The March on Washington: Power to the People
So many scenes from the August 28, 1963, March on Washington are now familiar to so many of us — and the cadence of Martin Luther King Jr.’s “I Have a Dream” speech is so much a part of the national consciousness — it’s easy forget that for the hundreds of thousands of people who marched and rallied that day, the event was wholly, thrillingly new.
There had been, of course, other civil rights protests, marches and demonstrations. But none had been so large (estimates range anywhere from 200,000 to 300,00 people) and none garnered so much attention before, during and, especially, after the event itself.
The landmark 1957 Prayer Pilgrimage for Freedom, for example, which also took place in the nation’s capital, had shown everyone — segregationists and civil rights proponents, alike — that large, peaceable rallies in the heart of Washington were not only possible, but in fact were necessary if the movement was ever going to achieve its central, early goals of desegregation and voting rights reform.
But the 1963 March on Washington for Jobs and Freedom was on a scale so much larger than anything that had come before that it is rightly recalled as a touchstone moment: a single event so significant that the history of the movement can, in a sense, be measured in terms of Before the March, and After the March. The day, meanwhile, is remembered almost exclusively for MLK’s “Dream” speech, famously delivered to the throngs from the steps of the Lincoln Memorial.
(“I Have a Dream” itself was, in a way, a work in progress; King had delivered a speech to 25,000 people in Detroit several months before, for example, that included several sections and phrases that he would include, verbatim, in his magisterial address in August 1963.)

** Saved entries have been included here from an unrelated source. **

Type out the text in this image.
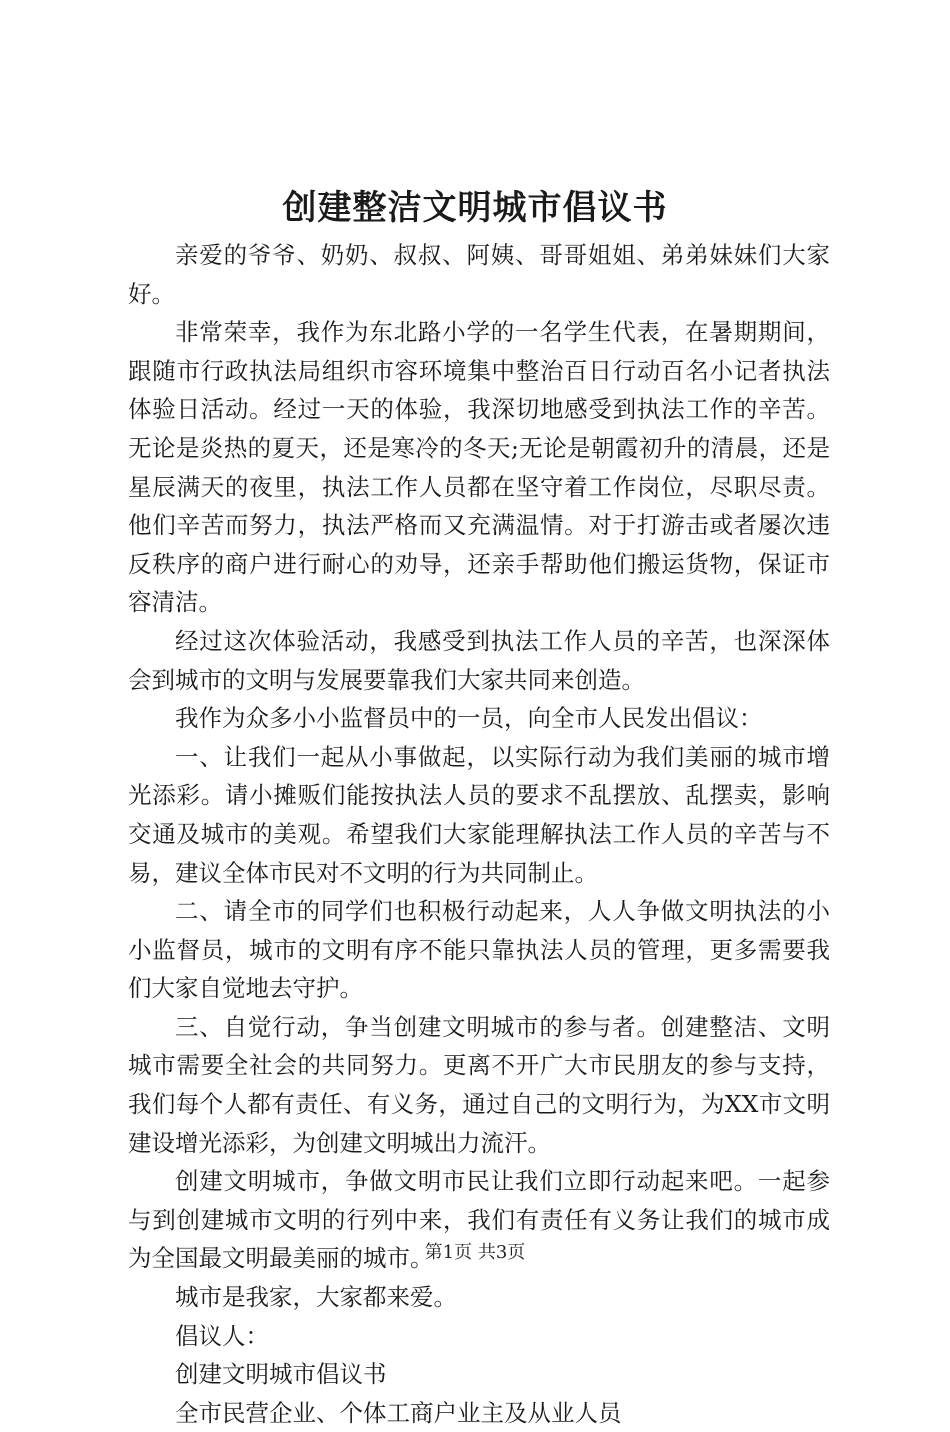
创建整洁文明城市倡议书

亲爱的爷爷、奶奶、叔叔、阿姨、哥哥姐姐、弟弟妹妹们大家好。

非常荣幸，我作为东北路小学的一名学生代表，在暑期期间，跟随市行政执法局组织市容环境集中整治百日行动百名小记者执法体验日活动。经过一天的体验，我深切地感受到执法工作的辛苦。无论是炎热的夏天，还是寒冷的冬天;无论是朝霞初升的清晨，还是星辰满天的夜里，执法工作人员都在坚守着工作岗位，尽职尽责。他们辛苦而努力，执法严格而又充满温情。对于打游击或者屡次违反秩序的商户进行耐心的劝导，还亲手帮助他们搬运货物，保证市容清洁。

经过这次体验活动，我感受到执法工作人员的辛苦，也深深体会到城市的文明与发展要靠我们大家共同来创造。

我作为众多小小监督员中的一员，向全市人民发出倡议：

一、让我们一起从小事做起，以实际行动为我们美丽的城市增光添彩。请小摊贩们能按执法人员的要求不乱摆放、乱摆卖，影响交通及城市的美观。希望我们大家能理解执法工作人员的辛苦与不易，建议全体市民对不文明的行为共同制止。

二、请全市的同学们也积极行动起来，人人争做文明执法的小小监督员，城市的文明有序不能只靠执法人员的管理，更多需要我们大家自觉地去守护。

三、自觉行动，争当创建文明城市的参与者。创建整洁、文明城市需要全社会的共同努力。更离不开广大市民朋友的参与支持，我们每个人都有责任、有义务，通过自己的文明行为，为XX市文明建设增光添彩，为创建文明城出力流汗。

创建文明城市，争做文明市民让我们立即行动起来吧。一起参与到创建城市文明的行列中来，我们有责任有义务让我们的城市成为全国最文明最美丽的城市。

城市是我家，大家都来爱。

倡议人：

创建文明城市倡议书

全市民营企业、个体工商户业主及从业人员

第1页 共3页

Here, on the 50th anniversary of the March, LIFE.com presents a selection of pictures — most of which never ran in LIFE magazine — commemorating that day. But what is especially moving about so many of these pictures (those shot “on the ground” by Paul Schutzer, in particular) is that they illustrate the scene as witnessed not by those who led and organized the event, but by those in the crowd. There is huge emotion here, and excitement and pride — but above and beyond everything else, the photos evince a near-palpable sense of inclusion. One is left, if only for a moment, with a feeling that power was, at last, passing to the people.